The Happiest Days of Our Lives

Last Friday I walked in from work to find the Missus holding up a white padded package from that day's mail.

"What did Wil Wheaton send you?"

I had to laugh - it sounded so personal, so familiar, despite the fact that besides an autographed copy of his book Just a Geek, I have absolutely no personal connection with Mr. Wheaton.
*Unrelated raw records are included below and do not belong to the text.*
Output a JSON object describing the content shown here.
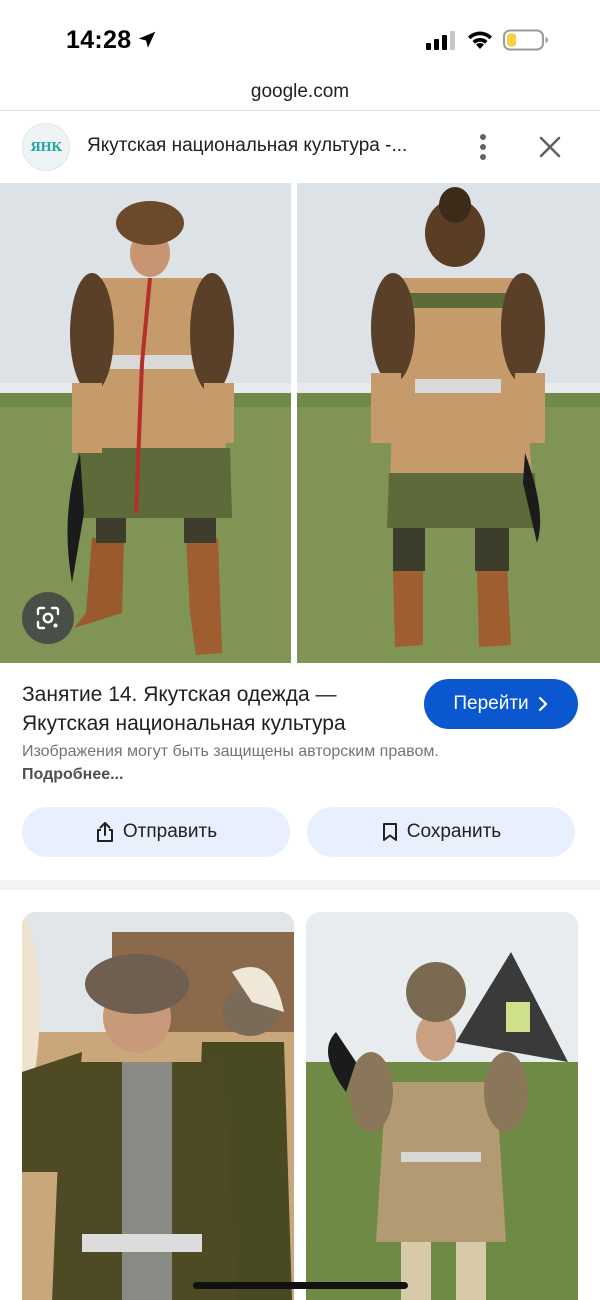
{
  "status_bar": {
    "time": "14:28"
  },
  "browser": {
    "url": "google.com"
  },
  "source": {
    "logo_text": "ЯНК",
    "title": "Якутская национальная культура -..."
  },
  "result": {
    "title": "Занятие 14. Якутская одежда — Якутская национальная культура",
    "visit_label": "Перейти",
    "copyright_text": "Изображения могут быть защищены авторским правом.",
    "more_link": "Подробнее...",
    "share_label": "Отправить",
    "save_label": "Сохранить"
  },
  "icons": {
    "location": "location-arrow-icon",
    "signal": "cellular-signal-icon",
    "wifi": "wifi-icon",
    "battery": "battery-low-icon",
    "more": "more-vertical-icon",
    "close": "close-icon",
    "lens": "google-lens-icon",
    "chevron": "chevron-right-icon",
    "share": "share-icon",
    "bookmark": "bookmark-icon"
  },
  "colors": {
    "accent": "#0b57d0",
    "tonal_button": "#e8f0fe",
    "battery_fill": "#f4d03f",
    "secondary_text": "#70757a"
  }
}
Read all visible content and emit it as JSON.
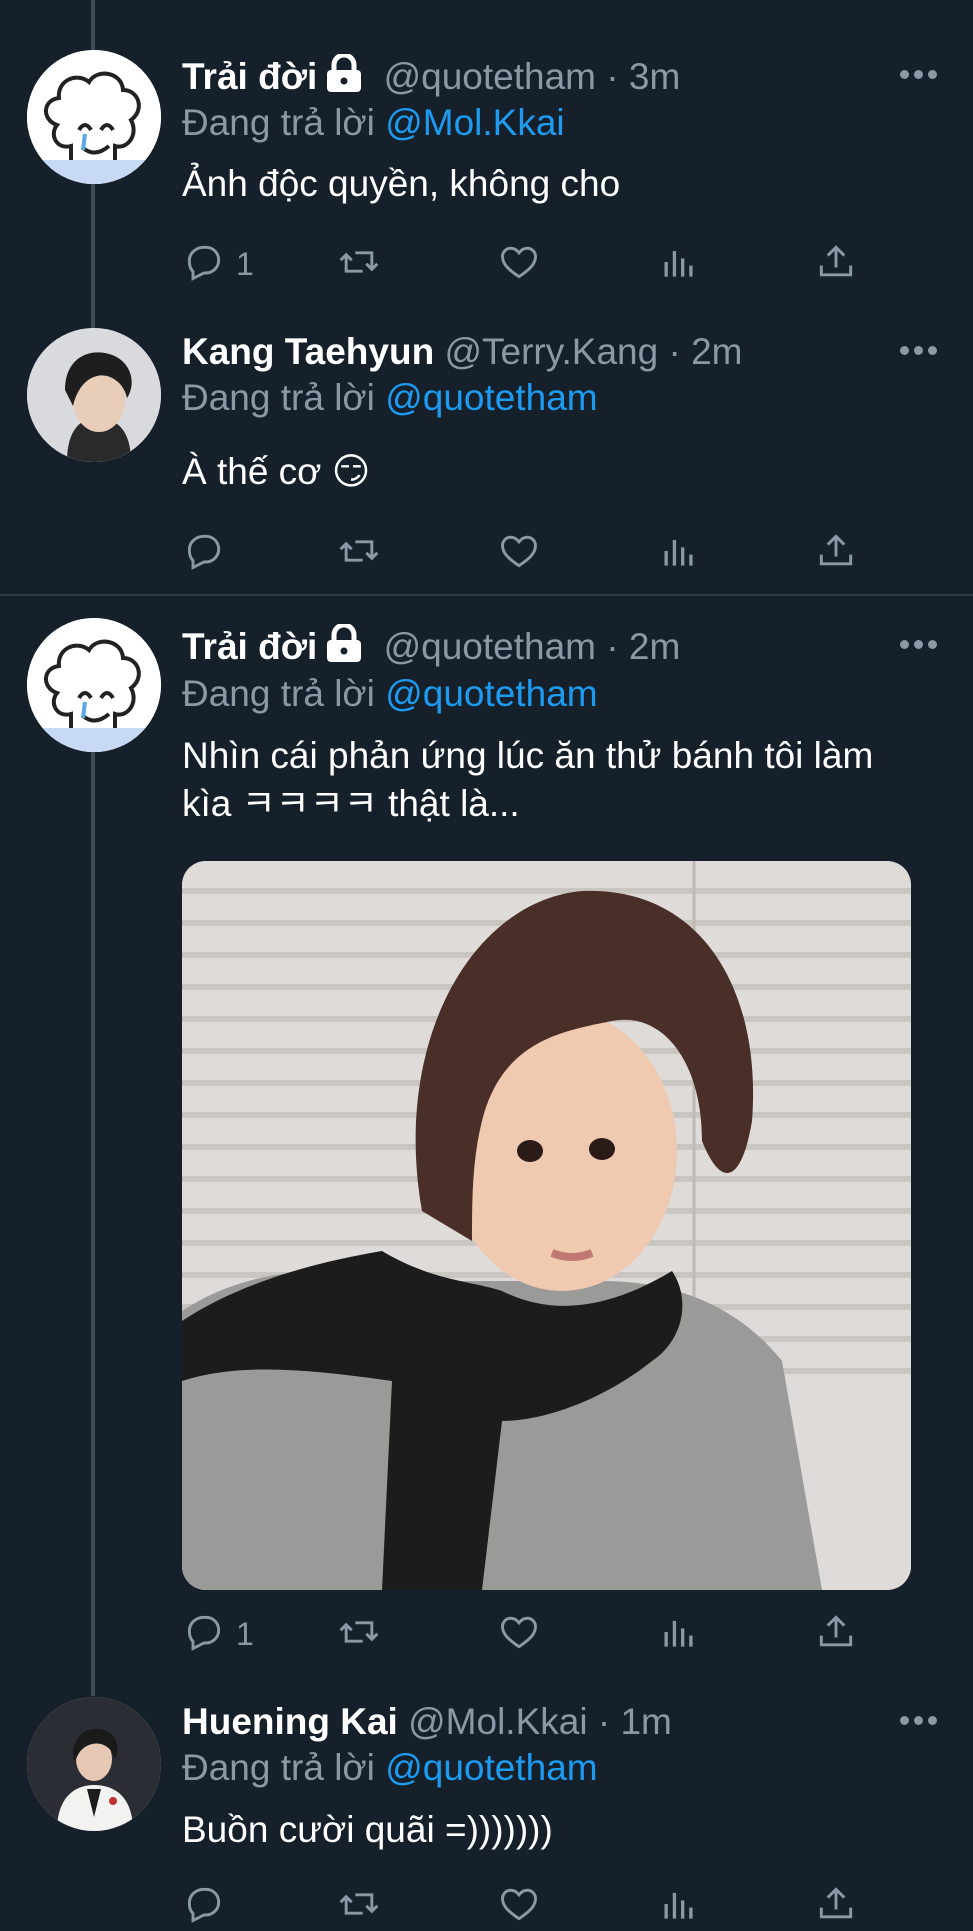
{
  "tweets": [
    {
      "name": "Trải đời",
      "handle": "@quotetham",
      "separator": "·",
      "time": "3m",
      "reply_label": "Đang trả lời",
      "reply_to": "@Mol.Kkai",
      "text": "Ảnh độc quyền, không cho",
      "reply_count": "1"
    },
    {
      "name": "Kang Taehyun",
      "handle": "@Terry.Kang",
      "separator": "·",
      "time": "2m",
      "reply_label": "Đang trả lời",
      "reply_to": "@quotetham",
      "text": "À thế cơ 😏",
      "reply_count": ""
    },
    {
      "name": "Trải đời",
      "handle": "@quotetham",
      "separator": "·",
      "time": "2m",
      "reply_label": "Đang trả lời",
      "reply_to": "@quotetham",
      "text_line1": "Nhìn cái phản ứng lúc ăn thử bánh tôi làm",
      "text_line2": "kìa ㅋㅋㅋㅋ thật là...",
      "reply_count": "1"
    },
    {
      "name": "Huening Kai",
      "handle": "@Mol.Kkai",
      "separator": "·",
      "time": "1m",
      "reply_label": "Đang trả lời",
      "reply_to": "@quotetham",
      "text": "Buồn cười quãi =)))))))",
      "reply_count": ""
    }
  ],
  "colors": {
    "background": "#15202b",
    "secondary_text": "#8b98a5",
    "mention": "#1d9bf0",
    "divider": "#2f3b47"
  },
  "icons": [
    "reply-icon",
    "retweet-icon",
    "like-icon",
    "analytics-icon",
    "share-icon",
    "lock-icon",
    "more-icon"
  ]
}
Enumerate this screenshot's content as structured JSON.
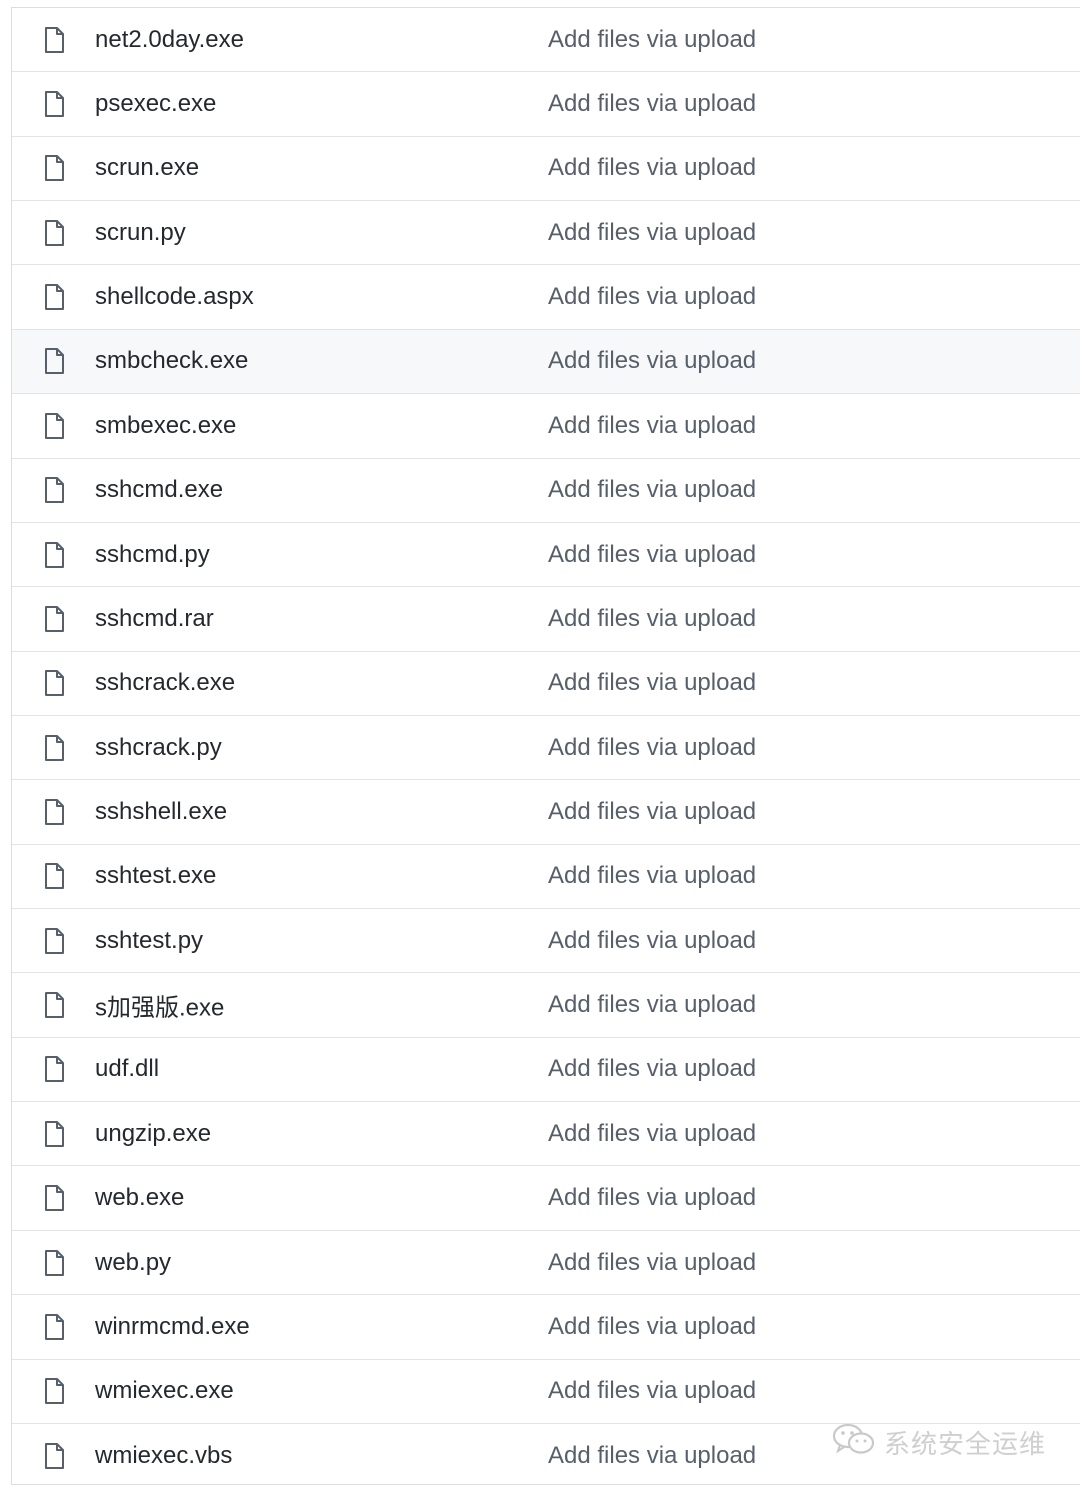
{
  "files": [
    {
      "name": "net2.0day.exe",
      "message": "Add files via upload",
      "icon": "file-icon"
    },
    {
      "name": "psexec.exe",
      "message": "Add files via upload",
      "icon": "file-icon"
    },
    {
      "name": "scrun.exe",
      "message": "Add files via upload",
      "icon": "file-icon"
    },
    {
      "name": "scrun.py",
      "message": "Add files via upload",
      "icon": "file-icon"
    },
    {
      "name": "shellcode.aspx",
      "message": "Add files via upload",
      "icon": "file-icon"
    },
    {
      "name": "smbcheck.exe",
      "message": "Add files via upload",
      "icon": "file-icon",
      "highlighted": true
    },
    {
      "name": "smbexec.exe",
      "message": "Add files via upload",
      "icon": "file-icon"
    },
    {
      "name": "sshcmd.exe",
      "message": "Add files via upload",
      "icon": "file-icon"
    },
    {
      "name": "sshcmd.py",
      "message": "Add files via upload",
      "icon": "file-icon"
    },
    {
      "name": "sshcmd.rar",
      "message": "Add files via upload",
      "icon": "file-icon"
    },
    {
      "name": "sshcrack.exe",
      "message": "Add files via upload",
      "icon": "file-icon"
    },
    {
      "name": "sshcrack.py",
      "message": "Add files via upload",
      "icon": "file-icon"
    },
    {
      "name": "sshshell.exe",
      "message": "Add files via upload",
      "icon": "file-icon"
    },
    {
      "name": "sshtest.exe",
      "message": "Add files via upload",
      "icon": "file-icon"
    },
    {
      "name": "sshtest.py",
      "message": "Add files via upload",
      "icon": "file-icon"
    },
    {
      "name": "s加强版.exe",
      "message": "Add files via upload",
      "icon": "file-icon"
    },
    {
      "name": "udf.dll",
      "message": "Add files via upload",
      "icon": "file-icon"
    },
    {
      "name": "ungzip.exe",
      "message": "Add files via upload",
      "icon": "file-icon"
    },
    {
      "name": "web.exe",
      "message": "Add files via upload",
      "icon": "file-icon"
    },
    {
      "name": "web.py",
      "message": "Add files via upload",
      "icon": "file-icon"
    },
    {
      "name": "winrmcmd.exe",
      "message": "Add files via upload",
      "icon": "file-icon"
    },
    {
      "name": "wmiexec.exe",
      "message": "Add files via upload",
      "icon": "file-icon"
    },
    {
      "name": "wmiexec.vbs",
      "message": "Add files via upload",
      "icon": "file-icon"
    }
  ],
  "watermark": {
    "text": "系统安全运维",
    "icon": "wechat-icon"
  },
  "colors": {
    "file_name": "#24292f",
    "commit_message": "#57606a",
    "icon_stroke": "#57606a",
    "row_border": "#e1e4e8",
    "hover_background": "#f6f8fa"
  }
}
Or do I? That's the question millions of readers ask themselves after having spending some time perusing Wil Wheaton's now-famous blog Wil Wheaton Dot Net (currently and happily still in exile here). For a number of years Mr. Wheaton has been transforming himself into one hell of a writer on the Internet, and just a few days reading his blog presents a life at once both unflinchingly honest and open - examining his loves, his fears, his hopes - in other words the the staples that make up anyone's life.
And that life is once again opened up in print. I jumped in early Sunday morning and in short order devoured his new book, The Happiest Days of Our Lives, a collection of, as he puts it, "rewritten, updated, expanded upon, and "de-bloggified"" posts and articles that have appeared elsewhere in wacky Internet-Land, and what makes it so special is the disarming, genuine emotion and sentiment that's on display. Whether it's standing in awe in front of the massive pegboard of STAR WARS action figures, frantically deciding on which one to buy before your mother comes, or sharing those special musical moments between a parent and their teenage child (my 5-month old son just giggles when I sing "Mr. Roboto"), each story is filled with a warmth and sincerity that causes you to go along for every ride, reveling in the joys of being a Geek, being a Father, and being aware of the fact that we're not alone.
The book is admittedly a little short (about 132 pages), but the sequencing of the stories all work to take the reader back and forth through Wil's life so as to never overstay its welcome too long. Any more and we might have got tired; any less and we may have felt cheated. In the immortal words of Goldilocks, "Just right."

But about the best compliment I can pay to The Happiest Days of Our Lives is to once again quote the Missus, who stopped for a moment as I was lying on the couch reading it, my son playing on the rug next to me:
"Why are you smiling?"
I stopped reading, smiled back at her, picked up my son and decided the book could hold off a few more minutes. I think Wil would have done the same.